Ever since I saw Colonel Westhope, it has been forced upon me, through a
newly awakened, dream-like recollection, that he is the gentleman with
whom I lived ere I was taken away by your people; for taken away I must
have been. Your mother used to tell me that my father was a
Cumberland gipsy, who met with some bad accident from the law; but I am
now convinced she must have deceived me, and that my father was no such
sort of man. You will think it strange, but when putting on my coat
this morning, my eye caught the silver bar on the sleeve, and there leaped
into my mind a vivid recollection of having worn a scarlet dress
before,—scarlet bound with silver,—and that it was in the house of a
gentleman and lady whom I had just learned to call papa and mamma.

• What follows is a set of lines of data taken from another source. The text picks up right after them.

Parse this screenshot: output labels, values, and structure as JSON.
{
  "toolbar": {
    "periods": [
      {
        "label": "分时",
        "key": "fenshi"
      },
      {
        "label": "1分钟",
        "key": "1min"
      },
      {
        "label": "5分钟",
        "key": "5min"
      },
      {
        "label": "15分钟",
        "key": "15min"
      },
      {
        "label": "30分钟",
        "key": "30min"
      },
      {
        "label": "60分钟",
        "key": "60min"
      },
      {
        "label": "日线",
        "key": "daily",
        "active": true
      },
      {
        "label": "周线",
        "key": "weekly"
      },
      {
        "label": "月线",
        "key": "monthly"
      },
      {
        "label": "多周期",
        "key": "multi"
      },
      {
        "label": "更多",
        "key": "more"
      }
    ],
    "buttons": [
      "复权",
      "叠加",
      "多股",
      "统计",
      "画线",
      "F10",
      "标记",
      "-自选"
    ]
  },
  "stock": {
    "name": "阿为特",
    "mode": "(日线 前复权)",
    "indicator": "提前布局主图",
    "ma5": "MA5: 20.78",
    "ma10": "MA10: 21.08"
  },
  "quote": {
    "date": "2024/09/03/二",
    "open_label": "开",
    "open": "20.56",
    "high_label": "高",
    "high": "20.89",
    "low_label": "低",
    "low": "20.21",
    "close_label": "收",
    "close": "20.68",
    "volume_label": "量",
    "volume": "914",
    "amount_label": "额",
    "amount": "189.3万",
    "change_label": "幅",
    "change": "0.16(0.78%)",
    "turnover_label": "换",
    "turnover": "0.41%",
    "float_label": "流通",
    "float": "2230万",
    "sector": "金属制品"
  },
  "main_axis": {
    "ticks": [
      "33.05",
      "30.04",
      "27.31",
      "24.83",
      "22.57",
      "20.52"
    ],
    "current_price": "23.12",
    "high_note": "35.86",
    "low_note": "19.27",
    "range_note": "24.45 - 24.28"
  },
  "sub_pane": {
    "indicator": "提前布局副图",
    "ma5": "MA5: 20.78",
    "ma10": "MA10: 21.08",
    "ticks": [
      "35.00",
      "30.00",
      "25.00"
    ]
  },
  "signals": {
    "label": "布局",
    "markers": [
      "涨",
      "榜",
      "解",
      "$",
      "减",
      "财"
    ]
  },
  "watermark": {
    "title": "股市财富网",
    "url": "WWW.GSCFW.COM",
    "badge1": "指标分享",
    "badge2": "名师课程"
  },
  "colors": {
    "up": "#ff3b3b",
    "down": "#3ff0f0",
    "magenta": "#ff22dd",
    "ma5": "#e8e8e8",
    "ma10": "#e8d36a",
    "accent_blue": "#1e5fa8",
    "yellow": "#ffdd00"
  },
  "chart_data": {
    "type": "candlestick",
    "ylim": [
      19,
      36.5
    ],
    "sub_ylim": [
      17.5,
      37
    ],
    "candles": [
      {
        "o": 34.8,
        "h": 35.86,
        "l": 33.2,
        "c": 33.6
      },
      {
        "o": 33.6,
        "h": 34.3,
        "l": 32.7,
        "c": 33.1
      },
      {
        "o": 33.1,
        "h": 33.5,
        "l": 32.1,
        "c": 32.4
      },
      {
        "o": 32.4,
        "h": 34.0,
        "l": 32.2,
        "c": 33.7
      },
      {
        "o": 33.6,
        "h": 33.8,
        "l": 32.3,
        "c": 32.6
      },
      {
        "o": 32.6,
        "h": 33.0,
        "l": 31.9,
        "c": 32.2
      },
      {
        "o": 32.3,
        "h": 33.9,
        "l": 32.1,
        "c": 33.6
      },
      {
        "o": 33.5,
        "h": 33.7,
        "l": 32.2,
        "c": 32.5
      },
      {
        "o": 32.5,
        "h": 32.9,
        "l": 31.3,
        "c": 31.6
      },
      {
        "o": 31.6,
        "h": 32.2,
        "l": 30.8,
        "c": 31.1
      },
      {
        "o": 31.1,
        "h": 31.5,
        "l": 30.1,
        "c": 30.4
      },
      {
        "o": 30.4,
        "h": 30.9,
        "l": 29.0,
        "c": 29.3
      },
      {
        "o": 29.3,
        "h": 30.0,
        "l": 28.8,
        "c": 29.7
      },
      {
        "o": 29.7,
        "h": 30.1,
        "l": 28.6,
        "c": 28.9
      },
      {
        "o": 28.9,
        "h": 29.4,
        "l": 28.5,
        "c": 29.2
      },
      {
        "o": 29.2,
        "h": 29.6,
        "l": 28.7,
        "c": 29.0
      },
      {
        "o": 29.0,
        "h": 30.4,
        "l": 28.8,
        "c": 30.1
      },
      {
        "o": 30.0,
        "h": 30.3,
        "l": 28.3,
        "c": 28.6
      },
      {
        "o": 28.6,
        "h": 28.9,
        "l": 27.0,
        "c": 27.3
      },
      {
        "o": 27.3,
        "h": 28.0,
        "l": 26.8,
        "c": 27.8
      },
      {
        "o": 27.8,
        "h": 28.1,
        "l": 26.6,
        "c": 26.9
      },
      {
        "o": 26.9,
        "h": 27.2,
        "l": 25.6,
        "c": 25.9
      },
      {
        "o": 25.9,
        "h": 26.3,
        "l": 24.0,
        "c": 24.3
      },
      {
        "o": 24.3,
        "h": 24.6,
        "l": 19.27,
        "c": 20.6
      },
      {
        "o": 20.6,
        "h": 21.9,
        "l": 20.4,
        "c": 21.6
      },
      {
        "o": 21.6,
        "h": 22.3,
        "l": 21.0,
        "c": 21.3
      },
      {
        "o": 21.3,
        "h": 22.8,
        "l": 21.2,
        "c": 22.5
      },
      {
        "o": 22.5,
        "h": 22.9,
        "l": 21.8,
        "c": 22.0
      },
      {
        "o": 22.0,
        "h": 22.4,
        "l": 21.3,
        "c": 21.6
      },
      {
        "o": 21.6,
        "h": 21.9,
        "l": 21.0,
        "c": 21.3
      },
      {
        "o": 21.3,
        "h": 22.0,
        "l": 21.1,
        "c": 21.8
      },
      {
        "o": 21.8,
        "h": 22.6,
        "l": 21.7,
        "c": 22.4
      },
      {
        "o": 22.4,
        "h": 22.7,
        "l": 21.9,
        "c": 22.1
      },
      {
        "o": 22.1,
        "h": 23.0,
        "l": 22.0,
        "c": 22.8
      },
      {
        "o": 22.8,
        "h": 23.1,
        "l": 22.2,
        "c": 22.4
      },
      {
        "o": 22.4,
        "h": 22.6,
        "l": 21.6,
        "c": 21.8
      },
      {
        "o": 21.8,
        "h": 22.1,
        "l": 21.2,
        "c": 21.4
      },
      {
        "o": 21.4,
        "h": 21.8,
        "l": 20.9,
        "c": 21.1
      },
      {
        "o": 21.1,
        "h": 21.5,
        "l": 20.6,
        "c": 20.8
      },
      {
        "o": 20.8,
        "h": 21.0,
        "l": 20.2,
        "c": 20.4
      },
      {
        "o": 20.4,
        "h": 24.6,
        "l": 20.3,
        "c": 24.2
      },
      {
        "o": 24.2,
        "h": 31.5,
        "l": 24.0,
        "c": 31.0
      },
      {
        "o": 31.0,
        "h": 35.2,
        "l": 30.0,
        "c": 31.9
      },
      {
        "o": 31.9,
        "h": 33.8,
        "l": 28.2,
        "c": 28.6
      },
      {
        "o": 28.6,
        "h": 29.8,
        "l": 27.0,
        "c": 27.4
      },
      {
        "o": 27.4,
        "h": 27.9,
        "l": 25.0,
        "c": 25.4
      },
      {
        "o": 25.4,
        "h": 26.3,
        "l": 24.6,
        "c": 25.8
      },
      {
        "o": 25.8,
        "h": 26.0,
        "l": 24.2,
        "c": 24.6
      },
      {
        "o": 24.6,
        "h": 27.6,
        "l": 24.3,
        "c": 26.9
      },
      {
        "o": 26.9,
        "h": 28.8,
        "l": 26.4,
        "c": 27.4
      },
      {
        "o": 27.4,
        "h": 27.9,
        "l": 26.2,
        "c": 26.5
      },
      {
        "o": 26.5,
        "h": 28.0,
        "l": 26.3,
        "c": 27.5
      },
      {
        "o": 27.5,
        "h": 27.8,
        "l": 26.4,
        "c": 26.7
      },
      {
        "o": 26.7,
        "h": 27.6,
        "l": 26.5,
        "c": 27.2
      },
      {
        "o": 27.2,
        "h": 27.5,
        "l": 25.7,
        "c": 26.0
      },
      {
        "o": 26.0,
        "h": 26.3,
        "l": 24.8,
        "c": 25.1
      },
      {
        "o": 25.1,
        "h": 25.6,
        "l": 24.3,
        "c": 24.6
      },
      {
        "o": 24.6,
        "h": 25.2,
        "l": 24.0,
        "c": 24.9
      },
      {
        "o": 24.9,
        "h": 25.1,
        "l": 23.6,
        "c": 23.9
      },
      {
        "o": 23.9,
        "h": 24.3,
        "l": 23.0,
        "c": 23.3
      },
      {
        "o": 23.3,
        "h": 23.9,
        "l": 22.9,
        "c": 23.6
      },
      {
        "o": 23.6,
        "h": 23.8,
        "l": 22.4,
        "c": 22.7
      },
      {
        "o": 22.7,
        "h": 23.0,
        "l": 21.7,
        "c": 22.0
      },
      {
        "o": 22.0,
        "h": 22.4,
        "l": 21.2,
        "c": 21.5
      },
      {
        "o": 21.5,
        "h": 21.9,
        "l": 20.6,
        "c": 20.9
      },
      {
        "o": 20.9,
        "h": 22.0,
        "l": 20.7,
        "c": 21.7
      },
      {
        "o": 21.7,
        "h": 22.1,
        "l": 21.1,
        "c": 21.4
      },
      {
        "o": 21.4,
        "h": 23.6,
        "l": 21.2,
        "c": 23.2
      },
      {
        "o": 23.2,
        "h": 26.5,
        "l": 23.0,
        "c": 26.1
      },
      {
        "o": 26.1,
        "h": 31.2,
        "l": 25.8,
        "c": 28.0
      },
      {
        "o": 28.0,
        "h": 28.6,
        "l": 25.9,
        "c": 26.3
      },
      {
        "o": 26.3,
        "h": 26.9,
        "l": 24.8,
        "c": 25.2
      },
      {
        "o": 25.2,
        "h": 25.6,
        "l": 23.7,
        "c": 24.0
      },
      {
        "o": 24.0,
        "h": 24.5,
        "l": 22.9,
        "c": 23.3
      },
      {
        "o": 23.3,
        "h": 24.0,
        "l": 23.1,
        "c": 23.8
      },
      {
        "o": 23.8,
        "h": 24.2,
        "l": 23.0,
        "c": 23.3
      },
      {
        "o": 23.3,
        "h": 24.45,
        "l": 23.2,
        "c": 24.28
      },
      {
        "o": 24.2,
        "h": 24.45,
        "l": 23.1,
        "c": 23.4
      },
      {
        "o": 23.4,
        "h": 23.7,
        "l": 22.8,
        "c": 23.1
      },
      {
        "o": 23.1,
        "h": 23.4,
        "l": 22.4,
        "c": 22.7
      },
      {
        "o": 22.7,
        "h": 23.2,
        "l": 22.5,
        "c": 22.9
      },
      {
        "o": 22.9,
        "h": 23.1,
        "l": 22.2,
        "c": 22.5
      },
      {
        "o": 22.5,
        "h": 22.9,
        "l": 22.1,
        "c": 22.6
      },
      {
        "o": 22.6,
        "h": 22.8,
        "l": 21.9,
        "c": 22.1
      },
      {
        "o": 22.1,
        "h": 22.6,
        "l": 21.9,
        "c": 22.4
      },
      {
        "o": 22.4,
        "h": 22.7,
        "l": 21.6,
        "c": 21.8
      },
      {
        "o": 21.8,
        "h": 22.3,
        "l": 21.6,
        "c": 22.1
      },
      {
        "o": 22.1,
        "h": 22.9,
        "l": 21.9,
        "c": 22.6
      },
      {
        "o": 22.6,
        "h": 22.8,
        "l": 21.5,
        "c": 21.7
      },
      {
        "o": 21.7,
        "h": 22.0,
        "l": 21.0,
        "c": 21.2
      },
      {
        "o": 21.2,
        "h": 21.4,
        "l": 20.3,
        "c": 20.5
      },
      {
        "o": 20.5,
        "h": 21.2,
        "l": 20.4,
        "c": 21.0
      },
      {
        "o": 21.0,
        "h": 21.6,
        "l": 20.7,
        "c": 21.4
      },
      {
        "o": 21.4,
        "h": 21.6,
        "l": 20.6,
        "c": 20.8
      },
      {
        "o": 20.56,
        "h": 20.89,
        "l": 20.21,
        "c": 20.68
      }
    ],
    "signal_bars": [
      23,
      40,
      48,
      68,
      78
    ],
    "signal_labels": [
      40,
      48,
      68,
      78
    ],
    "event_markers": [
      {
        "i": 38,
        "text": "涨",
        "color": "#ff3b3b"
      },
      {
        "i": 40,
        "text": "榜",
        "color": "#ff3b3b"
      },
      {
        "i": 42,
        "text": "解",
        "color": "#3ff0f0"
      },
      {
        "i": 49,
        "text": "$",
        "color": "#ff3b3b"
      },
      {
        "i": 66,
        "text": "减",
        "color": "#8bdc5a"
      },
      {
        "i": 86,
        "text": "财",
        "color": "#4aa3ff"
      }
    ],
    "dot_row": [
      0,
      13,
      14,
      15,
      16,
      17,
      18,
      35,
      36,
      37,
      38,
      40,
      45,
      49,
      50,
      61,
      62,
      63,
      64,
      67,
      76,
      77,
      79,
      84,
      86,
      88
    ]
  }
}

And every time I see the colonel, as I say, I am reminded of the
gentleman. Now, for heaven's sake, Jack, tell me all you know about
me. You are a few years my senior, and must remember better than I
can myself under what circumstances I joined your tribe.'
"'Why, Bill,' I said, 'I know little of the matter, and
'twere no great wonder though these bullets should confuse me somewhat in
recalling what I do know. Most certainly we never thought you a
gipsy like ourselves; but then I am sure mother never stole you; she had
family enough of her own; and, besides, she brought with her for your
board, she said, a purse with more gold in it than I have seen at one time
before or since. I remember it kept us all comfortably in the
creature for a whole twelvemonth; and it wasn't a trifle, Bill, that
could do that. You were at first like to die among us. You
hadn't been accustomed to sleeping out, or to food such as ours.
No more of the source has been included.